L’ancien président américain et candidat démocrate à la Maison Blanche partage ses expériences politiques depuis 2004
S’il y a une leçon que Kamala Harris a retenue de la Convention nationale démocrate de 2004, c’est bien de s’approvisionner pour quelques longues journées.
“Vous devez absolument prendre un bon petit-déjeuner”, a déclaré le procureur de San Francisco, alors âgé de 39 ans, à une foule à Boston avant de se rendre à ce qui est devenu le ticket le plus chaud de la semaine : une fête en l’honneur du conférencier principal, le candidat au Sénat américain Barack Obama. de l’Illinois.

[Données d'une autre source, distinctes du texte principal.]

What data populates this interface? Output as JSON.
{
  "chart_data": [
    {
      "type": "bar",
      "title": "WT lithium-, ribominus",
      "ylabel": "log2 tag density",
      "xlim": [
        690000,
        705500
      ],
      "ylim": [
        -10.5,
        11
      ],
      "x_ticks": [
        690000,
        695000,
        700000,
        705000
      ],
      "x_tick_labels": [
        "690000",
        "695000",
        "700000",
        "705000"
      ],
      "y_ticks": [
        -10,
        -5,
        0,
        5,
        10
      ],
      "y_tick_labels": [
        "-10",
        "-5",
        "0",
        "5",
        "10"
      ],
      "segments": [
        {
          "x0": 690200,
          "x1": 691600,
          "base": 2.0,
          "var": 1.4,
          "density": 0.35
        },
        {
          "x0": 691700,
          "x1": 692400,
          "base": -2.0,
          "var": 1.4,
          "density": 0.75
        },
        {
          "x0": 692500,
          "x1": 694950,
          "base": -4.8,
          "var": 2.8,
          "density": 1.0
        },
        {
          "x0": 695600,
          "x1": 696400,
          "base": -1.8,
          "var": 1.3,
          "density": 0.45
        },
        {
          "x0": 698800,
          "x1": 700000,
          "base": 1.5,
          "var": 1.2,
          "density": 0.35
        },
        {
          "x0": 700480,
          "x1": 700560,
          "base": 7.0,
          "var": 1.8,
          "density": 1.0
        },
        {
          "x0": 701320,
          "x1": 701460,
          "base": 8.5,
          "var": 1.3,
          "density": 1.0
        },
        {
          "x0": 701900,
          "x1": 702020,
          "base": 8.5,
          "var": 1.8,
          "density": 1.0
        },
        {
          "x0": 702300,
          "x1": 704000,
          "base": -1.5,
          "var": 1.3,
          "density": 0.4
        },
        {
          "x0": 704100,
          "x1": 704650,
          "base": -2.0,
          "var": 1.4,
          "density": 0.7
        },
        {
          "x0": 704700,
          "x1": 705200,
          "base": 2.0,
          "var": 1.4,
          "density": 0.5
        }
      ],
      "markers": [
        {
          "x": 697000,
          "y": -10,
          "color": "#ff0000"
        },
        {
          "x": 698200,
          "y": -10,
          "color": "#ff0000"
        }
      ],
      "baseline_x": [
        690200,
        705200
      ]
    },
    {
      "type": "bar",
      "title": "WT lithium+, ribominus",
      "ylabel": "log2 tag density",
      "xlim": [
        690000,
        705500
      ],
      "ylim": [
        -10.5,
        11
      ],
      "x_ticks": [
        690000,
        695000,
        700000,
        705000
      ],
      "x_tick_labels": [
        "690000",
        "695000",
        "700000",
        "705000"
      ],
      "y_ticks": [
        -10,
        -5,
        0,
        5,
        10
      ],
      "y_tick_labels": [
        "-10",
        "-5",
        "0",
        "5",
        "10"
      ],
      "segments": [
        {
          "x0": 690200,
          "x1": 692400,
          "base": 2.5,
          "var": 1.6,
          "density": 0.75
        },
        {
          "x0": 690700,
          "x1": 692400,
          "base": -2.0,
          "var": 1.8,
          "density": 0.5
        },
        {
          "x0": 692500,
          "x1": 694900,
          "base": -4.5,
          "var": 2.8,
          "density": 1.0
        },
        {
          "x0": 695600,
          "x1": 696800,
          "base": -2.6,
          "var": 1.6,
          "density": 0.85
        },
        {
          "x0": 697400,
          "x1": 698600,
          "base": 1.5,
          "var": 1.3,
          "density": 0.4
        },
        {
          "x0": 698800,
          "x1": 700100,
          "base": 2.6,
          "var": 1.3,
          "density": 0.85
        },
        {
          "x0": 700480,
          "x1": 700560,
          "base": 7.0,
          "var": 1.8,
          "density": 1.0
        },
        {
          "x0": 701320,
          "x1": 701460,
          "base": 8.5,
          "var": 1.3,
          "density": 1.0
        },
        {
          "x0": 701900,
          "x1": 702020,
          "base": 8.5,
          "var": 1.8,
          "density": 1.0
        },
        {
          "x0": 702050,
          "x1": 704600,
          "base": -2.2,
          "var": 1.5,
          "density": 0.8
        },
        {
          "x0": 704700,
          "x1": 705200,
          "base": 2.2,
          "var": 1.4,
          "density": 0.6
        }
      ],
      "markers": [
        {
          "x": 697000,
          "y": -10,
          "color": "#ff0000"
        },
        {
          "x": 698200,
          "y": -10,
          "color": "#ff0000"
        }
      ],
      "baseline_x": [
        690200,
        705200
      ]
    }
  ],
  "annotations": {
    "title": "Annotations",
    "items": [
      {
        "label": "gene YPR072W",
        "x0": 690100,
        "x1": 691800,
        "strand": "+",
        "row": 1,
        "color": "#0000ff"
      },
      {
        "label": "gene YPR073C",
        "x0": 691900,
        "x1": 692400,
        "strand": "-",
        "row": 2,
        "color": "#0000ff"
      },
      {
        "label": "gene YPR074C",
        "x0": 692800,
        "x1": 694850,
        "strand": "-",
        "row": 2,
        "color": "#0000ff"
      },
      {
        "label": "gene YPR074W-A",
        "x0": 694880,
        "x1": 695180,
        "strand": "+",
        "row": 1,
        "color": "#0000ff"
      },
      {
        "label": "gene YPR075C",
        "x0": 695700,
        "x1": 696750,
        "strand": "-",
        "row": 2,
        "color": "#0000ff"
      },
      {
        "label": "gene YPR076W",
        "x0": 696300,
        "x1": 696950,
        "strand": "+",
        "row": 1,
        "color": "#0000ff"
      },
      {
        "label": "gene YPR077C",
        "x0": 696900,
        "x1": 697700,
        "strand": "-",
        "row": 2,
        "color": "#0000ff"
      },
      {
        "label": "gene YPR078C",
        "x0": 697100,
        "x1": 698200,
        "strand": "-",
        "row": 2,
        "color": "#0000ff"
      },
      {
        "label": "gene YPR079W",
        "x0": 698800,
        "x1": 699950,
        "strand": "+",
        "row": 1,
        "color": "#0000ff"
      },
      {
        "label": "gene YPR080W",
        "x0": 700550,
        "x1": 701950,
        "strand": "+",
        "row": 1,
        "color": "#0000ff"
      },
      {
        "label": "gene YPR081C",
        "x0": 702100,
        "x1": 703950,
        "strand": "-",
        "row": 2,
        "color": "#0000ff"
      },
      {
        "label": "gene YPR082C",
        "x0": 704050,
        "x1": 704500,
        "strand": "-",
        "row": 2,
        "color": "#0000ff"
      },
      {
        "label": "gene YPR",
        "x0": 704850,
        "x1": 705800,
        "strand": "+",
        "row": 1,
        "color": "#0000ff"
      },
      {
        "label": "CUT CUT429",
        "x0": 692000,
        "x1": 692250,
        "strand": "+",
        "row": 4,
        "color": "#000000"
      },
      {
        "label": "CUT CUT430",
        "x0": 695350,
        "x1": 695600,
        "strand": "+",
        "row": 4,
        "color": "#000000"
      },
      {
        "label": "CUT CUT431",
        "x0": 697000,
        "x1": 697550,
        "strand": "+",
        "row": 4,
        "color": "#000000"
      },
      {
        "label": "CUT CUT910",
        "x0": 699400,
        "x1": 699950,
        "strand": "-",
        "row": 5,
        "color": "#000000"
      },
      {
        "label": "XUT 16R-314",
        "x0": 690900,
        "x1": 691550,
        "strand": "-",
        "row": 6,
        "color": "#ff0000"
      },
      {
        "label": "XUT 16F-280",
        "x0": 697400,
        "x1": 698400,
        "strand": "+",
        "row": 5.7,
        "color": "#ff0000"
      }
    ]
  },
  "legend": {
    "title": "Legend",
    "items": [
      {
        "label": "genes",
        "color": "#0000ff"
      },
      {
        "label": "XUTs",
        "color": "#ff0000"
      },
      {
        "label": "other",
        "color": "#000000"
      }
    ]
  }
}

Aujourd’hui, 20 ans plus tard, Obama – qui est passé de la star de cette convention au premier président noir du pays en seulement quatre ans – parlera au nom de Harris, le nouveau porte-étendard du parti, en faisant une « déclaration énergique selon laquelle Harris est le bon leader au bon moment », a déclaré un conseiller.
Arriver à ce moment a été détourné, laborieux et délicat pour de nombreux démocrates, étant donné que la convention de 2024 a longtemps été conçue pour être une célébration du président Joe Biden, l’ancien vice-président d’Obama. Obama fait partie des chefs de parti dont les manœuvres discrètes ont aidé Biden à comprendre que les démocrates se dirigeaient vers une défaite presque certaine s’il restait sur la liste.
L’ascension rapide de Harris au sommet du Parti démocrate aurait été peu probable sans le soutien rapide de Biden – dont la présidence a été rendue possible en grande partie par Obama.
“Elle l’a servi, et maintenant il la sert et la soutient pour devenir présidente”, a déclaré le représentant Jonathan Jackson de l’Illinois, qui représente une grande partie du South Side de Chicago. “C’est un homme honorable et l’histoire sera sa meilleure amie.”
Pourtant, à bien des égards, l’accession de Harris à l’investiture présidentielle équivaut à la continuation de l’arc qui a commencé avec Obama cette nuit d’été à Boston il y a vingt ans.
Elle est la première femme noire nommée par un grand parti politique américain. Et en seulement quatre semaines de mobilisation des démocrates derrière lui, l’énergie qui a alimenté sa candidature et les foules rugissantes scandant son nom ont établi des comparaisons avec la campagne historique d’Obama en 2008.
“C’est un candidat qui a dynamisé le parti d’une manière que je n’avais pas vue, certainement depuis 2008″, a déclaré le gouverneur de l’Illinois. ” JB Pritzker a déclaré à CNN. “Je n’ai ressenti ce genre d’énergie et d’électricité lors d’aucune convention autre que celle de Barack Obama.”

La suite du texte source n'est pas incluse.